I have had horses most of my life, but have always "gone with the flow" and what I have learned here and there about hay and types of grasses/hays. Costal, bermuda, bihaia are best/avoid red or crimson clover like the plague/stay away from fescue for broodmares.. etc.

I recently moved, and our place is basically bare sand and some trees, all on a hill. I planted some rye a few months ago just to have something there to hold the sand in place. Now I need to know what else to plant!

We are in southern AL, so it doesnt get too cold, but we do get HOT and have had several dry years recently.

What would you(all) do if this was yours?

Thank you!


----------



## whitmerlegacyfarm (Aug 26, 2011)

Welcome to Haytalk, great sight and plenty of guys in your area on here full of knowledge. My only adive would be to get a pasture mix specifically designed for your area. Someone will chime in here shortly in your neck of the woods.


----------



## Tim/South (Dec 12, 2011)

Welcome to Hay Talk.

If I was to plant for pasture only (no haying) then I would consider MaxQ Fescue (is endophyte friendly), Tiffton Bahia 9 and a horse friendly clover.

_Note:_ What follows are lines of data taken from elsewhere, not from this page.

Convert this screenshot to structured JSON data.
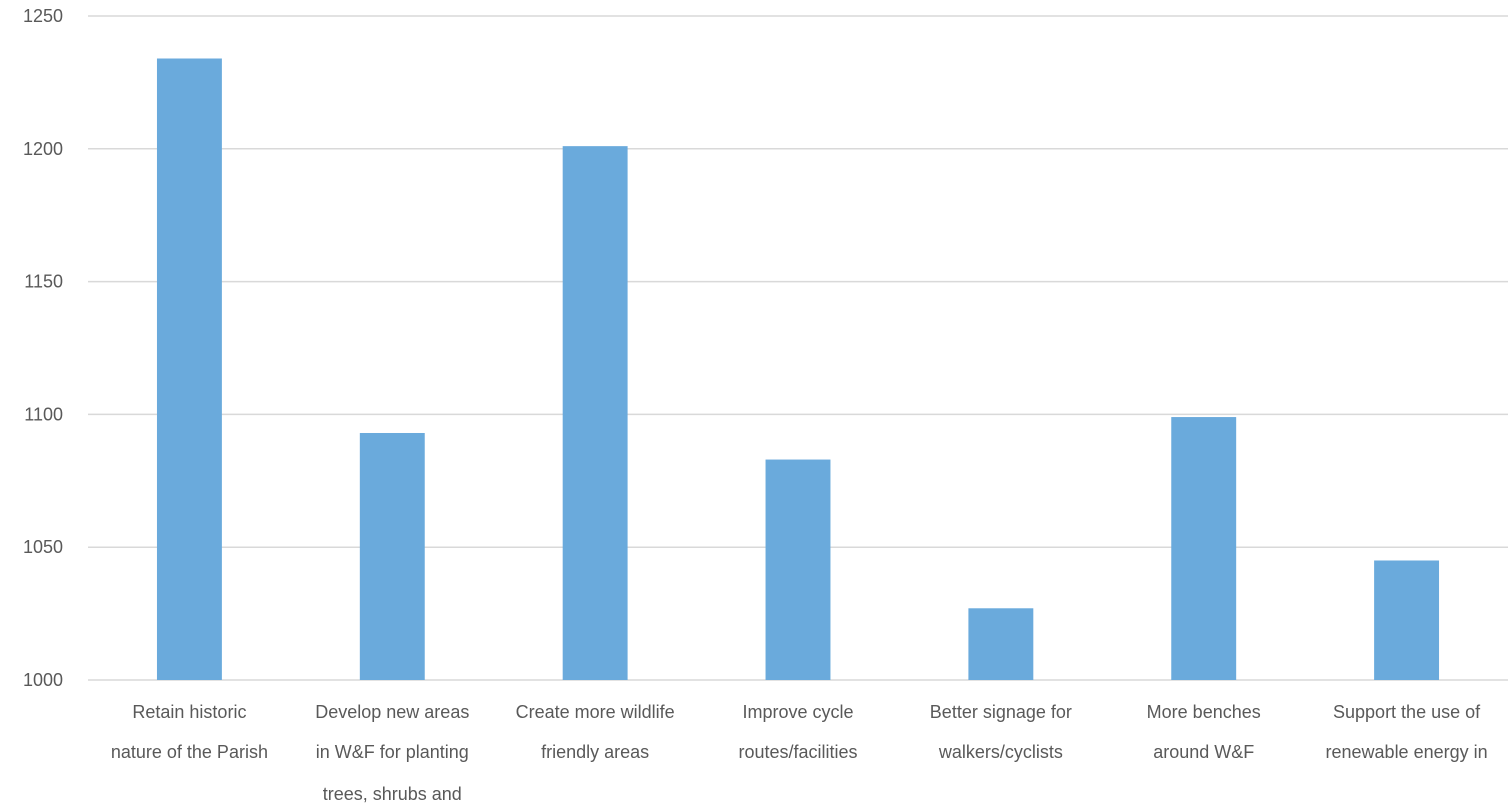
{
  "chart_data": {
    "type": "bar",
    "title": "",
    "xlabel": "",
    "ylabel": "",
    "ylim": [
      1000,
      1250
    ],
    "yticks": [
      1000,
      1050,
      1100,
      1150,
      1200,
      1250
    ],
    "grid": true,
    "legend": "none",
    "categories": [
      "Retain historic nature of the Parish",
      "Develop new areas in W&F for planting trees, shrubs and",
      "Create more wildlife friendly areas",
      "Improve cycle routes/facilities",
      "Better signage for walkers/cyclists",
      "More benches around W&F",
      "Support the use of renewable energy in"
    ],
    "category_label_lines": [
      [
        "Retain historic",
        "nature of the Parish"
      ],
      [
        "Develop new areas",
        "in W&F for planting",
        "trees, shrubs and"
      ],
      [
        "Create more wildlife",
        "friendly areas"
      ],
      [
        "Improve cycle",
        "routes/facilities"
      ],
      [
        "Better signage for",
        "walkers/cyclists"
      ],
      [
        "More benches",
        "around W&F"
      ],
      [
        "Support the use of",
        "renewable energy in"
      ]
    ],
    "values": [
      1234,
      1093,
      1201,
      1083,
      1027,
      1099,
      1045
    ],
    "colors": {
      "bar": "#6aaadc",
      "grid": "#d9d9d9",
      "text": "#595959"
    }
  }
}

This would give you good grazing at least 10 month out of the year. Drill ryegrass each Fall and graze year around.

I am not sure how far south you are, how sandy the soil is. Your County Extension Agent would be able to tell you more about your specific area.

I have owned horses for years and Fescue has always been a cuss word to us. It has taken some time and convincing for me to decide to plant any type of Fescue. I am planting the MaxQ this Fall. It is pricy and I am still price shopping.


----------



## somedevildawg (Jun 20, 2011)

Good advice, I like the Baha'i grasses for pasture/grazing. Seem to stand up to traffic better. How big is this field? Have you done soil tests? If not do them, ck with extension office they can be your best friend. Whatever you decide, it will cost a few dollars, establishing a new field and amending the ground always gets a bit pricey. What type equipment do you own? Are you going to rotate the ground they graze on?

Update your profile so that we know instantly what part of this great country you are from....

Welcome to haytalk and ....Roll-Tide!


----------



## Nitram (Apr 2, 2011)

Dawg hit on a very important point. No matter what kind of grass if your head count per acre is too high you will end up with dirt/sand. Welcome toHay Talk. Martin


----------



## vhaby (Dec 30, 2009)

Again, welcome to HayTalk.

You mentioned that your soil is sandy and on a hill. I would like more information on this sandy soil. If you wouldn't mind, please send to me the Latitude and Longitude at the center of this land so that I can see a soil description using the computer. You can obtain the L & L by using Google Earth to locate your place. Then place the computer cursor on the site and read the L & L at the bottom of the page.

By the way, fescue grasses do best on bottomland soils in our southern states. Also, during the drought of 2011 here in east Texas, much of our Bahiagrass died. Tifton 85 bermudagrass appears to be the most drought tolerant hybrid bermudagrass for our area, although it may not be the best for grazing horses, but horses will graze almost any grass.

Vincent


----------